L’existence d’une servitude d’écoulement des eaux usées, à la supposer constituée, ne justifie nullement que le fonds servant subisse un trouble excédant les inconvénients normaux du voisinage.
Cour d’appel de Montpellier, 22 octobre 2019, n° 17/05205
Jugement TI de Carcassonne, 31 mai 2017, n° 11-15.366
Un couple exploitant deux gîtes sur leur propriété a saisi notre cabinet pour obtenir l’indemnisation du préjudice qu’il subissait en raison de graves nuisances, notamment olfactives, venant du fonds voisin.
En effet, la propriétaire voisine, une SCI qui exploitait une activité de chambres d’hôtes et de location de gîtes, n’était pas raccordée à l’égout communal mais était équipée d’une fosse septique installée en bordure de propriété de nos clients d’une capacité insuffisante à son activité de chambres d’hôtes.
La fosse septique étant largement saturée, elle causa un écoulement sur le terrain de nos clients de dépôts de matières fécales et boues putrides, provoquant des odeurs nauséabondes insupportables.
Malgré ces faits constatés et confirmés par une expertise judiciaire, la SCI voisine refusait de verser la moindre indemnisation.
Notre cabinet a donc assigné la SCI devant le Tribunal compétent en réparation des préjudices subis sur le fondement de la théorie du trouble excédant les inconvénients normaux du voisinage en raison du préjudice de jouissance manifeste subi en raison des odeurs nauséabondes et des épanchements sur leur parcelle provenant de la fosse septique située sur la propriété de la SCI.
Le cabinet a obtenu gain de cause en première instance, le Tribunal jugeant la SCI responsable des désordres causés et la condamnant à leur payer des dommages et intérêts correspondant aux travaux de remise en état de leur parcelle mais également en réparation de leur préjudice de jouissance.
Le Premier Juge a repris notre argumentation selon laquelle l’existence d’une servitude d’écoulement des eaux usées dont se prévalait la SCI importait peu dès lors qu’à la supposer établie, nos clients, tenus de supporter la présence de la canalisation et du puits sur leur fonds, ne pouvaient être obligés de subir les débordements du puits et le dégagement d’odeurs nauséabondes.
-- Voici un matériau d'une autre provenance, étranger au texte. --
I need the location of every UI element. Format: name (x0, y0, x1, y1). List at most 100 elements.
La SCI a alors interjeté appel en soutenant, pour tenter d’échapper à sa responsabilité, que son fonds et celui de nos clients étaient originairement une seule et même propriété et que le découpage de cette propriété en deux lots a fait naître une servitude par destination du père de famille grevant le fonds de nos clients (fonds servant) au profit de celui du sien (fonds dominant), ceci pour conclure que nos clients devaient supporter cette servitude ainsi que ses conséquences sans ne rien pouvoir exiger d’elle.
Il n’y a destination de père de famille que lorsqu’il est prouvé que les deux fonds dominant et servant ont appartenu au même propriétaire, que celui-ci ait établi un aménagement apparent et existant au moment de la division du fonds originaire et qu’enfin il n’y ait pas dans l’acte de division de stipulation contraire au maintien de la servitude.
Notre cabinet a relevé que les parties avaient acquis leur propriété respective d’auteurs différents ainsi que l’absence de signe apparent de la servitude invoquée.
La Cour a confirmé la décision attaquée et débouté la SCI de son appel en suivant notre argumentation ;
Elle a relevé qu’à supposer même qu’il ait existé dans le passé un auteur commun, l’article 693 du Code civil pose comme condition celle de démontrer l’intention de l’auteur commun qui a divisé le fonds d’assujettir l’un des fonds issus de la division au profit de l’autre, ce qui n’était pas démontré en l’espèce
En tout état de cause, à supposer l’existence d’une servitude d’écoulement des eaux usées venant grever le fonds de nos clients au profit de la SCI, l’existence de cette servitude n’imposerait aux premiers que de supporter la présence de la canalisation et du puits sur leur fonds mais en aucun cas de subir des débordements anormaux et des odeurs nauséabondes.
Enfin, la Cour a confirmé que le droit pour un propriétaire de jouir de son bien de la manière la plus absolue est limité par l’obligation qu’il a de ne causer aucun dommage aux tiers dépassant les inconvénients normaux du trouble de voisinage.
Ainsi, la SCI a été définitivement condamnée à indemniser nos clients de leur entier préjudice, à savoir à payer le montant des frais de dépollution de leur parcelle ainsi qu’aux dommages et intérêts demandés en réparation du préjudice de jouissance.